説明
「創!準備して来たよ!」
「おい、白雪姫、なんのようだよ」
そらそらと不機嫌なねおんがリビングにくる。
全員座っていたのでそらそらは俺の隣に、ねおんは桃の隣に座った。
「っし、説明始めるか。」
俺がそう言うと全員が俺に注目する。
「2年前に入って来た4人はさっきから気になってただろ。俺が作ったソファでくつろいでるアホ面は緋色の兄弟子であり、このハウスの建設者、古川 柳だ」
俺は真正面のソファに座る柳を指差して言う。
そして4人は目を見開く。
「………あの、いいですか。」
1番、冷静な真宵が控えめに手を挙げる。
「このハウスを建てたのって創くんじゃないんですか?」
真宵は“本当の事を言え”と脅してくるような目でこっちを見てくる。
「このハウスを物理的に作ったのは俺だ。だが、土地や金は全て柳のものを使った。」
腕を組んで真宵の方をチラッと見る。
「わかりました」
ふん、普段俺に敬語なんか使わないくせに変なこと言うからバチが当たったんだよ。
「へえ、じゃあ柳さんはずぅーっと裏で支えてくれてたんだぁ〜」
足を組みながら桃の淹れた紅茶を飲んで千歌はそう言った。
「千歌、行儀が悪いわ。緋色様のいる場でそんなことするのはやめなさい。」
千歌の隣に座る真宵が千歌を睨む。
………できれば「客の前で」と言って欲しかった。
「創くん、その…柳さんの事は知ってるよ。
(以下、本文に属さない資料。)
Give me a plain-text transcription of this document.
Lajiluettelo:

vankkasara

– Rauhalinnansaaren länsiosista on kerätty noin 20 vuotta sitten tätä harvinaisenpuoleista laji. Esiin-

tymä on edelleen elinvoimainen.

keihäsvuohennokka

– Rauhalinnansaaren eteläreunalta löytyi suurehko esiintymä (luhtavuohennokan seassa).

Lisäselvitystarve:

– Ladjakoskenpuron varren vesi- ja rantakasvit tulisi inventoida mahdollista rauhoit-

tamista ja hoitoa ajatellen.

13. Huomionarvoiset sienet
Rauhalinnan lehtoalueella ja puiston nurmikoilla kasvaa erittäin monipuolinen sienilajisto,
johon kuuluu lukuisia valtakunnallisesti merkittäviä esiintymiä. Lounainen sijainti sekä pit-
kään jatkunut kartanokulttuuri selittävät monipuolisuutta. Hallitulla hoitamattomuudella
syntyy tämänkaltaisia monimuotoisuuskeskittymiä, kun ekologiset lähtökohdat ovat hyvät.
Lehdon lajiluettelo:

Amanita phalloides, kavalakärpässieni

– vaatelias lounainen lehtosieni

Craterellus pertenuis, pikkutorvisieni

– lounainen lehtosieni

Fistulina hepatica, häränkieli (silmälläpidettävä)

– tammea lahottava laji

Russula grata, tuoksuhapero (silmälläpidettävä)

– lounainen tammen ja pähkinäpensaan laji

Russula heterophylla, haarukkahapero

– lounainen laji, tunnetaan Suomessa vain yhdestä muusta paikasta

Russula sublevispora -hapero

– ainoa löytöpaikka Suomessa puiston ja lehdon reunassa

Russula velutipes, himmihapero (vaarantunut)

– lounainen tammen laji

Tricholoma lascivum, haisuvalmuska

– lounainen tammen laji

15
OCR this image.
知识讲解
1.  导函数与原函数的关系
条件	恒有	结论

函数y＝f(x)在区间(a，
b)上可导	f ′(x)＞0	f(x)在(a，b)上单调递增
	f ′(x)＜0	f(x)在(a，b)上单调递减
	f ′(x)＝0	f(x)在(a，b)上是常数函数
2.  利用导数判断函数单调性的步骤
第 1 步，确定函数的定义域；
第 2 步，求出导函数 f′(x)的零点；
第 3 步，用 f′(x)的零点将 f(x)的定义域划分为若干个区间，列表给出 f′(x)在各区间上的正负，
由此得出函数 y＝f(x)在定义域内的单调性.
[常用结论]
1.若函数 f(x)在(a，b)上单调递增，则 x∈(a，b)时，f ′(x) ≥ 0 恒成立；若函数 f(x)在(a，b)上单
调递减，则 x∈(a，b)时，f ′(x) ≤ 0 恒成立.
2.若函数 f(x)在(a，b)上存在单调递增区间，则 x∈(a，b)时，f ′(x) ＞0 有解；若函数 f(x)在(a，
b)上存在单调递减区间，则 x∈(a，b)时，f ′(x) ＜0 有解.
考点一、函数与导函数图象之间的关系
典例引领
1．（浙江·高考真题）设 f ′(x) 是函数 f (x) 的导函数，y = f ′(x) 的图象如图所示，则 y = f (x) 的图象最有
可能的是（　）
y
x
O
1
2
あの……3年間居なかったメンバーでしょ?じゃあなんで柳さんは帰って来たの?」
何か悪いことが起こるのかもしれないんじゃ、と言いたげな表情をする桃。
「あぁ、それについてがメインだ。まあ、準備の時間も込みで……1ヶ月後、くらいにメンバーが増える。」
そしてチラ、と柳に視線を送る。
何をするのか理解したようだがその表情は「えー、めんどくさい」と言いたげだ。
俺は柳を睨み、顎を前に突き出して「やれ」と支持する。
「うわ」
顔にも声にも出ている柳の気持ち。
「はあ、創くんがさっき言ってくれましたが“アンブレラハウス”のメンバーが増えます。ですがその子………黒雨持ちなんですよ。」
そう言い放った柳の顔はとても冗談を言っているような顔ではなかった。
「苗字は?」
「黒雨ですよ。これまた縁起の悪い」
やれやれ、と言うような仕草をする柳。
柳の言ったことはつまり技名と同じ苗字、と言うことだ。
そして“時鍵”と言う組織……俺の上司なんかよりももっと昔の時代を生きていた強い奴……俺等はそいつのことを「初代・王」と呼んだ。さらにそいつが持っていた技の名前も「黒雨」だった。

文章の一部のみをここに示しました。